PGI also offers its distributors terms of 2/10, net 30, which vary from the industry standard of net 30. Most distributors took advantage of these terms over the past five years.

PGI designs and assembles its products in Canada but sources its components globally. As a precautionary measure, to guard against supply interruptions caused by strikes, material shortages, and transportation delays, it stockpiles many of its key parts. Its accounts payable relate primarily to inventory purchases. Industry standard credit terms are 3/15, net 60 and most suppliers charge interest of 10 percent per annum on any overdue accounts.

In order to remain competitive with low-wage countries, PGI invested heavily in factory automation, but has had difficulties with many of the complex systems. Breakdowns and software "bugs" are common place as most of the equipment was bought from a low-cost supplier, which has since gone bankrupt. Low educational standards also made training difficult and lowered production efficiency. It was thought automation would allow the company to reduce finished goods inventory though just-in-time production, but the frequent breakdowns made it necessary to carry more stock.

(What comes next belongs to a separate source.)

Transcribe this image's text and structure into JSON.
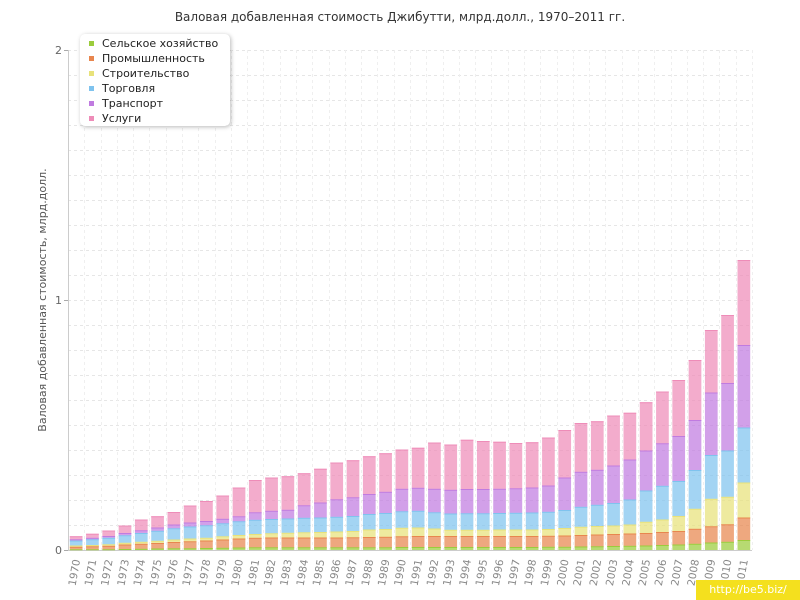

To accommodate company growth, PGI built a new corporate headquarters, R&D facility and distribution centre in 2019. A number of existing buildings were considered, but a new facility in an expensive area of Toronto was constructed to increase the profile of the company.

PGI has not paid any dividends to date. Debt had already increased significantly due to growth and the new facilities, and was then compounded due to the collapse of revenues. Since 2020, management had to bear down and managed to improve the levels of debt. Terms loans and mortgages were negotiated with five different banks to diversify its funding sources. PGI is listed on the Toronto and New York Stock Exchanges and is considering going to the market to raise more equity through a secondary offering. To avoid losing control, the three founding shareholders have agreed to issue only non-voting common shares, but is appears the market has lost its appetite for this type of security. PGI maintains a $1,500,000 line of credit with Western Canadian Bank to finance seasonal variations in net working capital. The loan must be 200 percent secured by inventory and accounts receivable. Also, to comply with the different loan agreements, the following ratios must be maintained:

  • The current ratio must be kept above 2.5;
  • the long-term debt to total capitalization, measured as long-term debt / (long-term debt + equity), must remain below 50 percent; and
  • the cash flow coverage ratio, measured as EBITDA / (Interest + Current Portion of LT Debt) above 2.0.